Same behavior on Ubuntu 20.04 LTS too.

What kind of disk are you using?

Because of the current TPS, an SSD is required to run a node on Algorand.
Some older SATA SSD may not be fast enough and NVMe SSD may be required.
In any case, a node will not work if your disk is a hard drive or an SD card (even the latest generation of SD cards).

Thank you Fabrice. The host has SATA SSD. However 6 million accounts are processed flawlessly, then no updates for 10 minutes and eventually catchup restarts.

Another thing, AlgoExplorer shows a current TPS of 12-13 which doesn’t look really big. Or am I reading the data wrong? Probably it’s the sync size causing the issue.

If the first 6m of account were going fast, and it stopped afterward, I would think there was some type of a random communication problem.

Do you see this behaviour repeatibly ?

tsachi, yeah happened every time.
I did connectivity tests to internet during freeze such as ping to yahoo, google but no drops seen.

cpu < 2%, memory < 2gb. quite normal. Internet is 50 Mbps. Algod process is active too.

maybe I should do tcpdump too to see which side not responding. Have you seen these drop or DNS logs before?

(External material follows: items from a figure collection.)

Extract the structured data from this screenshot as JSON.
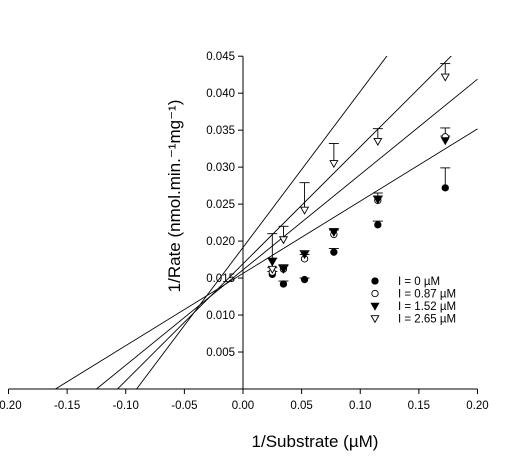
{
  "chart_data": {
    "type": "scatter",
    "xlabel": "1/Substrate (µM)",
    "ylabel": "1/Rate (nmol.min.⁻¹mg⁻¹)",
    "xlim": [
      -0.2,
      0.2
    ],
    "ylim": [
      0.0,
      0.045
    ],
    "x_ticks": [
      "-0.20",
      "-0.15",
      "-0.10",
      "-0.05",
      "0.00",
      "0.05",
      "0.10",
      "0.15",
      "0.20"
    ],
    "x_tick_values": [
      -0.2,
      -0.15,
      -0.1,
      -0.05,
      0.0,
      0.05,
      0.1,
      0.15,
      0.2
    ],
    "y_ticks": [
      "0.005",
      "0.010",
      "0.015",
      "0.020",
      "0.025",
      "0.030",
      "0.035",
      "0.040",
      "0.045"
    ],
    "y_tick_values": [
      0.005,
      0.01,
      0.015,
      0.02,
      0.025,
      0.03,
      0.035,
      0.04,
      0.045
    ],
    "grid": false,
    "legend_position": "right",
    "series": [
      {
        "name": "I = 0 µM",
        "marker": "filled-circle",
        "x": [
          0.025,
          0.0345,
          0.0525,
          0.0775,
          0.115,
          0.1725
        ],
        "y": [
          0.0155,
          0.0142,
          0.0148,
          0.0185,
          0.0222,
          0.0272
        ],
        "err": [
          0.0004,
          0.0004,
          0.0002,
          0.0005,
          0.0005,
          0.0027
        ],
        "fit_x_intercept": -0.16,
        "fit_slope": 0.0977,
        "fit_intercept": 0.01563
      },
      {
        "name": "I = 0.87 µM",
        "marker": "open-circle",
        "x": [
          0.025,
          0.0345,
          0.0525,
          0.0775,
          0.115,
          0.1725
        ],
        "y": [
          0.0158,
          0.0162,
          0.0176,
          0.0209,
          0.0255,
          0.0341
        ],
        "err": [
          0.0006,
          0.0006,
          0.0006,
          0.0006,
          0.001,
          0.0012
        ],
        "fit_x_intercept": -0.125,
        "fit_slope": 0.1289,
        "fit_intercept": 0.01611
      },
      {
        "name": "I = 1.52 µM",
        "marker": "filled-triangle-down",
        "x": [
          0.025,
          0.0345,
          0.0525,
          0.0775,
          0.115,
          0.1725
        ],
        "y": [
          0.0172,
          0.0162,
          0.0182,
          0.0212,
          0.0256,
          0.0336
        ],
        "err": [
          0.0005,
          0.0005,
          0.0005,
          0.0005,
          0.0005,
          0.0006
        ],
        "fit_x_intercept": -0.107,
        "fit_slope": 0.1582,
        "fit_intercept": 0.01693
      },
      {
        "name": "I = 2.65 µM",
        "marker": "open-triangle-down",
        "x": [
          0.025,
          0.0345,
          0.0525,
          0.0775,
          0.115,
          0.1725
        ],
        "y": [
          0.0162,
          0.0202,
          0.0242,
          0.0305,
          0.0335,
          0.0422
        ],
        "err": [
          0.0048,
          0.0018,
          0.0037,
          0.0027,
          0.0017,
          0.0018
        ],
        "fit_x_intercept": -0.091,
        "fit_slope": 0.2109,
        "fit_intercept": 0.01914
      }
    ]
  }
}
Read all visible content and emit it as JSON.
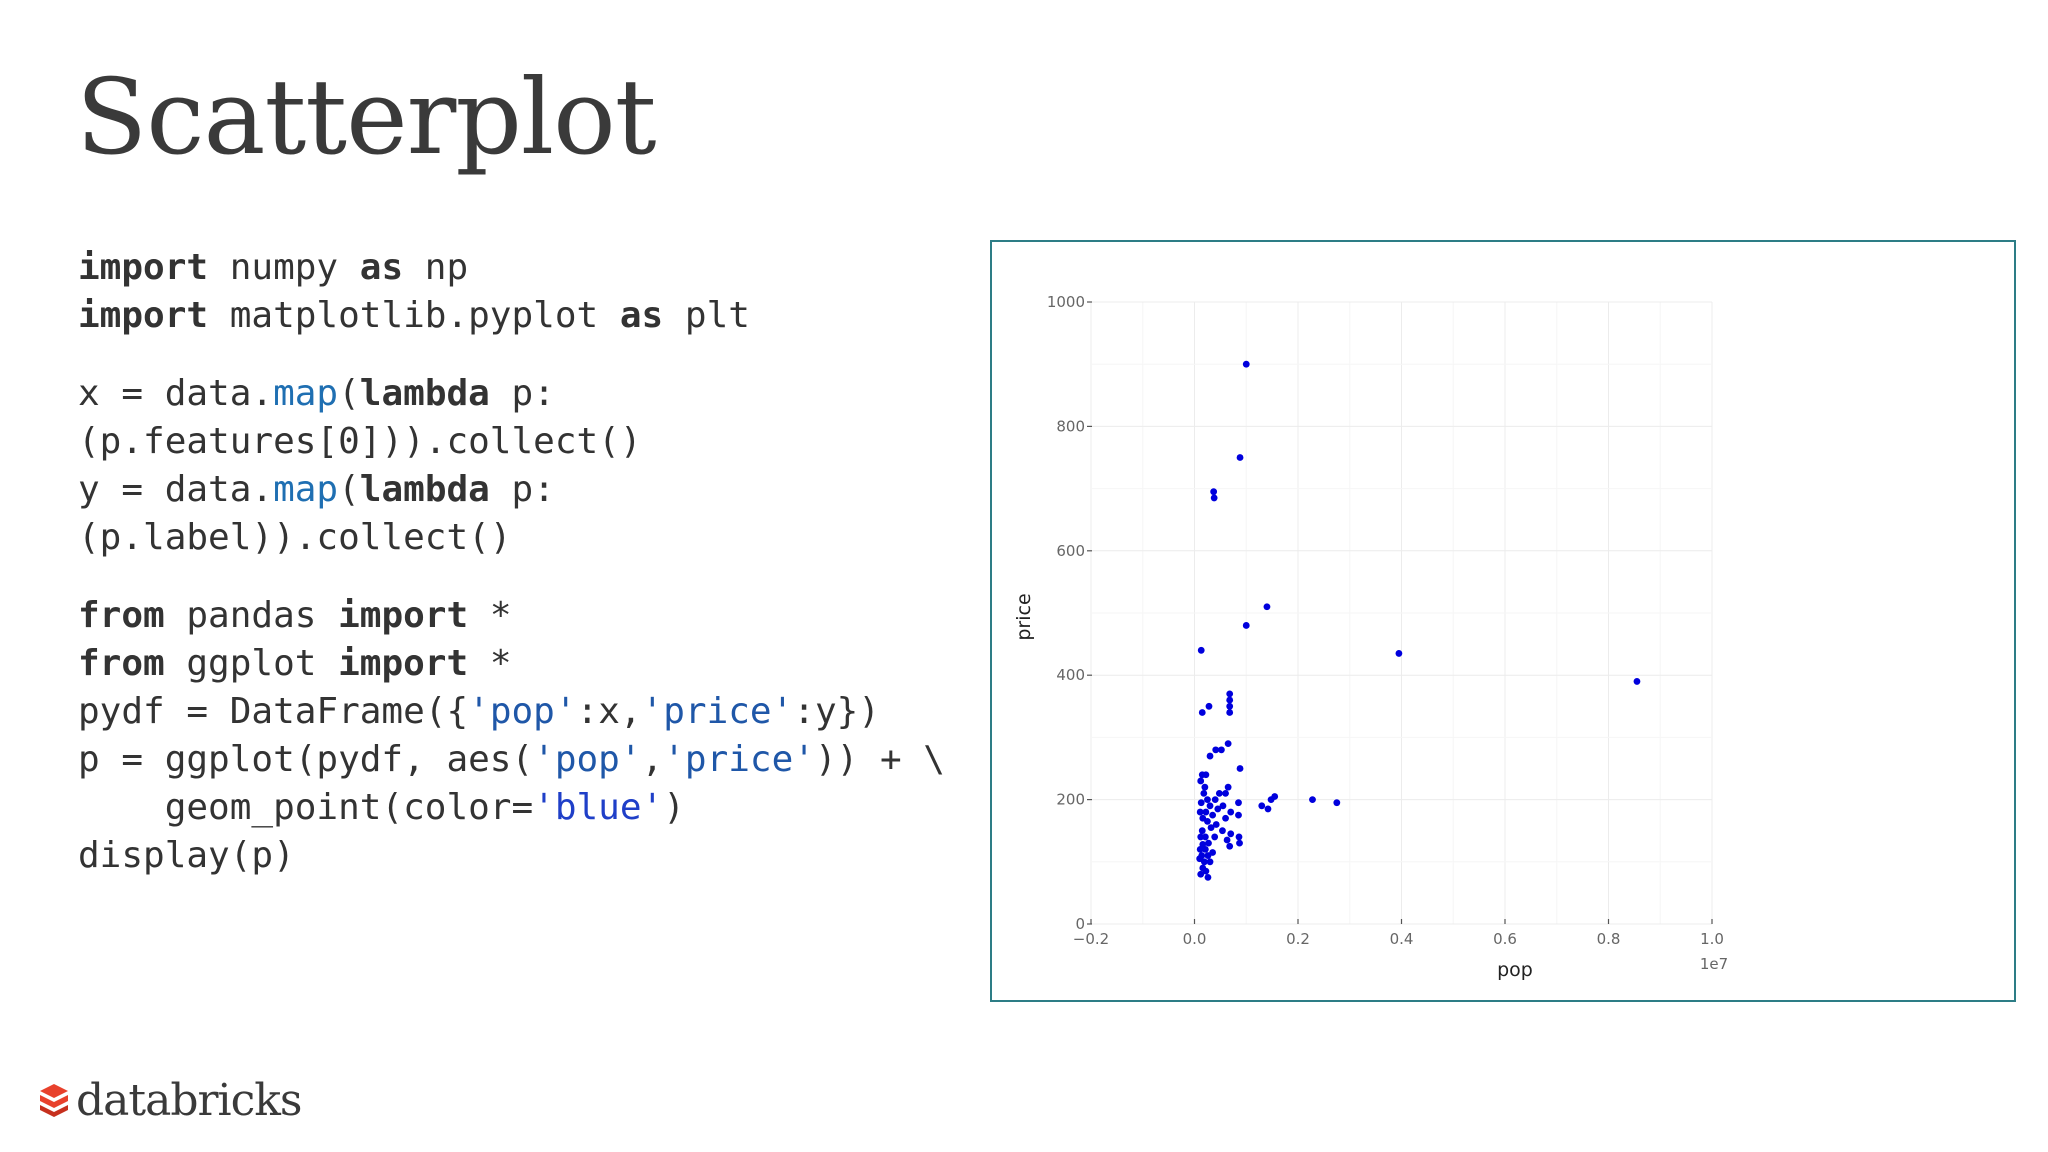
{
  "slide": {
    "title": "Scatterplot",
    "brand": "databricks"
  },
  "code": {
    "l1": {
      "kw1": "import",
      "t1": " numpy ",
      "kw2": "as",
      "t2": " np"
    },
    "l2": {
      "kw1": "import",
      "t1": " matplotlib.pyplot ",
      "kw2": "as",
      "t2": " plt"
    },
    "l3": {
      "t1": "x = data.",
      "fn": "map",
      "t2": "(",
      "kw": "lambda",
      "t3": " p:"
    },
    "l4": {
      "t1": "(p.features[0])).collect()"
    },
    "l5": {
      "t1": "y = data.",
      "fn": "map",
      "t2": "(",
      "kw": "lambda",
      "t3": " p:"
    },
    "l6": {
      "t1": "(p.label)).collect()"
    },
    "l7": {
      "kw1": "from",
      "t1": " pandas ",
      "kw2": "import",
      "t2": " *"
    },
    "l8": {
      "kw1": "from",
      "t1": " ggplot ",
      "kw2": "import",
      "t2": " *"
    },
    "l9": {
      "t1": "pydf = DataFrame({",
      "s1": "'pop'",
      "t2": ":x,",
      "s2": "'price'",
      "t3": ":y})"
    },
    "l10": {
      "t1": "p = ggplot(pydf, aes(",
      "s1": "'pop'",
      "t2": ",",
      "s2": "'price'",
      "t3": ")) + \\"
    },
    "l11": {
      "t1": "    geom_point(color=",
      "s1": "'blue'",
      "t2": ")"
    },
    "l12": {
      "t1": "display(p)"
    }
  },
  "chart_data": {
    "type": "scatter",
    "xlabel": "pop",
    "ylabel": "price",
    "x_offset_label": "1e7",
    "xlim": [
      -0.2,
      1.0
    ],
    "ylim": [
      0,
      1000
    ],
    "x_ticks": [
      -0.2,
      0.0,
      0.2,
      0.4,
      0.6,
      0.8,
      1.0
    ],
    "x_tick_labels": [
      "−0.2",
      "0.0",
      "0.2",
      "0.4",
      "0.6",
      "0.8",
      "1.0"
    ],
    "y_ticks": [
      0,
      200,
      400,
      600,
      800,
      1000
    ],
    "y_tick_labels": [
      "0",
      "200",
      "400",
      "600",
      "800",
      "1000"
    ],
    "grid": true,
    "point_color": "#0000dd",
    "x_scale": 10000000,
    "points": [
      [
        1000000,
        900
      ],
      [
        880000,
        750
      ],
      [
        370000,
        695
      ],
      [
        380000,
        685
      ],
      [
        1400000,
        510
      ],
      [
        1000000,
        480
      ],
      [
        3950000,
        435
      ],
      [
        8550000,
        390
      ],
      [
        130000,
        440
      ],
      [
        680000,
        370
      ],
      [
        680000,
        360
      ],
      [
        680000,
        350
      ],
      [
        680000,
        340
      ],
      [
        280000,
        350
      ],
      [
        150000,
        340
      ],
      [
        650000,
        290
      ],
      [
        520000,
        280
      ],
      [
        410000,
        280
      ],
      [
        300000,
        270
      ],
      [
        880000,
        250
      ],
      [
        150000,
        240
      ],
      [
        220000,
        240
      ],
      [
        120000,
        230
      ],
      [
        200000,
        220
      ],
      [
        650000,
        220
      ],
      [
        600000,
        210
      ],
      [
        180000,
        210
      ],
      [
        480000,
        210
      ],
      [
        400000,
        200
      ],
      [
        250000,
        200
      ],
      [
        1550000,
        205
      ],
      [
        1480000,
        200
      ],
      [
        2280000,
        200
      ],
      [
        2750000,
        195
      ],
      [
        1300000,
        190
      ],
      [
        1420000,
        185
      ],
      [
        850000,
        195
      ],
      [
        130000,
        195
      ],
      [
        300000,
        190
      ],
      [
        550000,
        190
      ],
      [
        450000,
        185
      ],
      [
        700000,
        180
      ],
      [
        220000,
        180
      ],
      [
        110000,
        180
      ],
      [
        350000,
        175
      ],
      [
        600000,
        170
      ],
      [
        850000,
        175
      ],
      [
        160000,
        170
      ],
      [
        250000,
        165
      ],
      [
        420000,
        160
      ],
      [
        320000,
        155
      ],
      [
        540000,
        150
      ],
      [
        150000,
        150
      ],
      [
        700000,
        145
      ],
      [
        120000,
        140
      ],
      [
        860000,
        140
      ],
      [
        210000,
        140
      ],
      [
        390000,
        140
      ],
      [
        630000,
        135
      ],
      [
        270000,
        130
      ],
      [
        870000,
        130
      ],
      [
        160000,
        128
      ],
      [
        680000,
        125
      ],
      [
        110000,
        120
      ],
      [
        210000,
        120
      ],
      [
        350000,
        115
      ],
      [
        140000,
        110
      ],
      [
        260000,
        110
      ],
      [
        100000,
        105
      ],
      [
        190000,
        100
      ],
      [
        300000,
        100
      ],
      [
        160000,
        90
      ],
      [
        220000,
        85
      ],
      [
        120000,
        80
      ],
      [
        260000,
        75
      ]
    ]
  }
}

The DNS logs are not an issue. The “proof” for that is that it was downloading the catchpoint file - which means that is was able to find a relay to download these from.

The accounts writing speed should be (roughly) constant. If it stops it means that something happened…

How long does it takes before the “Catchpoint accounts processed” gets to 6m ? It should be in the order of minutes ( 5-10 ). If it takes notably longer ( i.e. 90 minutes + ), then it probably means that your disk is too slow.

Thanks tsachi, for some reason I only get only 110 Mbps sequential IOPS on my disk and less than 1 Mbps 4K RW. Didn’t realize it was so slow.

I’ll fix it first and then try running the node again.